Joint family system would further fizzle down. The planet with 8 billion populations having its worth as $ 80 billion would go up after going down from Corona Virus epidemic. Doctors, Engineers, Scientists, Teachers, writers will come on the front line with the backing of Defense forces and Police with peasants and labors working in the fields and industries.
Another question is that how deeply will various projected scenarios for Covid-19 affect capitalism? An optimistic scenario says the crisis may end in two to three months. This will only briefly disrupt capitalism’s inputs and outputs. The focus will be on technical solutions to protect the rich from pandemics. But if it lingers on a few months more, large portions of its processing units may go bankrupt. State bailouts would be required to reboot them. With many states already indebted, high debt levels will necessitate increased taxes on the rich. But with basic ideology unscathed, this phase may be brief. Finally, a more prolonged crisis may lead to a major law-and-order meltdown, thus damaging capitalist ideology and institutions.

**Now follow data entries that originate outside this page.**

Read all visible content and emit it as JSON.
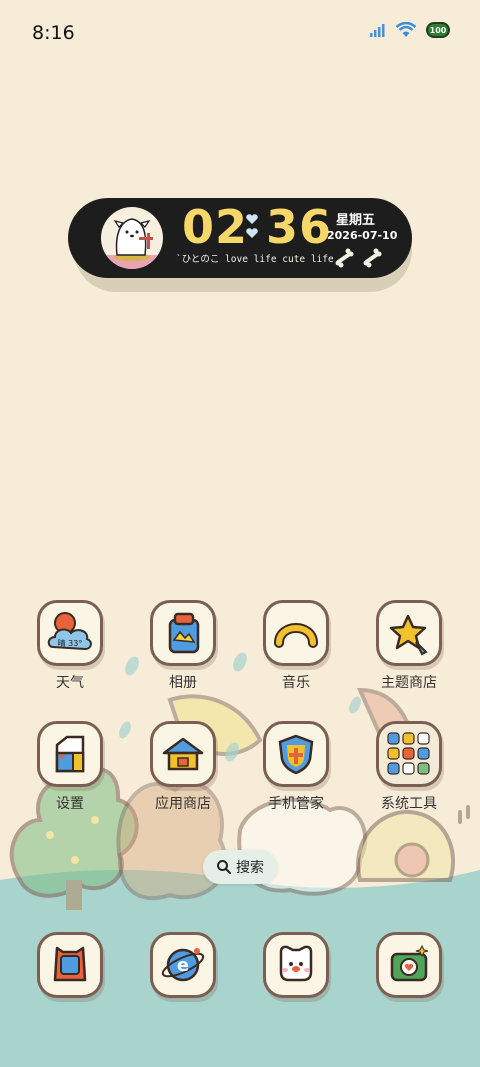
{
  "status_bar": {
    "time": "8:16",
    "battery": "100"
  },
  "clock_widget": {
    "hour": "02",
    "minute": "36",
    "tagline": "`ひとのこ love life cute life",
    "weekday": "星期五",
    "date": "2026-07-10"
  },
  "apps": {
    "row1": [
      "天气",
      "相册",
      "音乐",
      "主题商店"
    ],
    "row2": [
      "设置",
      "应用商店",
      "手机管家",
      "系统工具"
    ]
  },
  "weather_icon_text": "晴 33°",
  "search": {
    "label": "搜索"
  },
  "colors": {
    "background": "#f6ecd8",
    "clock_bg": "#1d1d1d",
    "clock_digits": "#f5d76a",
    "dock_teal": "#a9d3cd",
    "icon_border": "#7a5f52"
  },
  "dock": {
    "icons": [
      "phone-icon",
      "browser-icon",
      "messages-icon",
      "camera-icon"
    ]
  }
}
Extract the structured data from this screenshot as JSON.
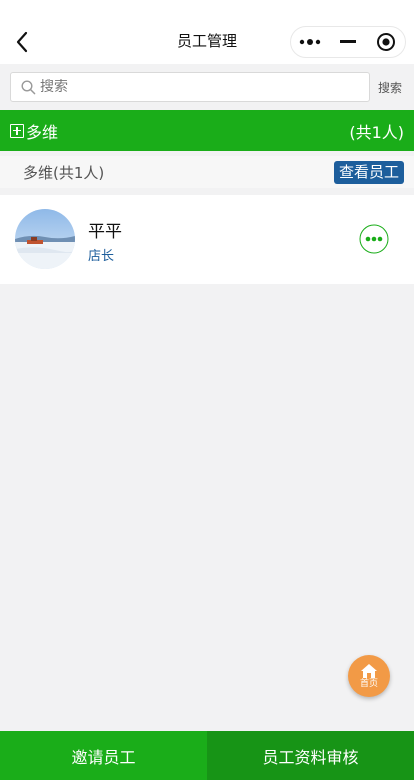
{
  "navbar": {
    "title": "员工管理",
    "back_icon": "chevron-left-icon",
    "menu_icon": "more-dots-icon",
    "minimize_icon": "minimize-icon",
    "close_icon": "target-icon"
  },
  "search": {
    "placeholder": "搜索",
    "value": "",
    "button_label": "搜索"
  },
  "group": {
    "name": "多维",
    "count_label": "(共1人)",
    "header_color": "#1aad19"
  },
  "subgroup": {
    "label": "多维(共1人)",
    "view_button_label": "查看员工",
    "view_button_color": "#1d5e9c"
  },
  "members": [
    {
      "name": "平平",
      "role": "店长"
    }
  ],
  "fab": {
    "label": "首页",
    "icon": "home-icon",
    "color": "#f29a46"
  },
  "bottom_bar": {
    "left_label": "邀请员工",
    "right_label": "员工资料审核"
  }
}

But the question remains that if it happens than who will fill the gap? Are progressive ideas and networks strong enough to steer society towards equity? Actually, terrorists, mafias, populists and autocracies like China and Russia may be better equipped to fill the gap. Thus, a fairer world seems an unlikely outcome of Covid-19. But it may come from a few more major capitalist mishaps and revolutionaries converting their dreams into concrete policy ideas for a fairer world to undermine capitalistic ideology.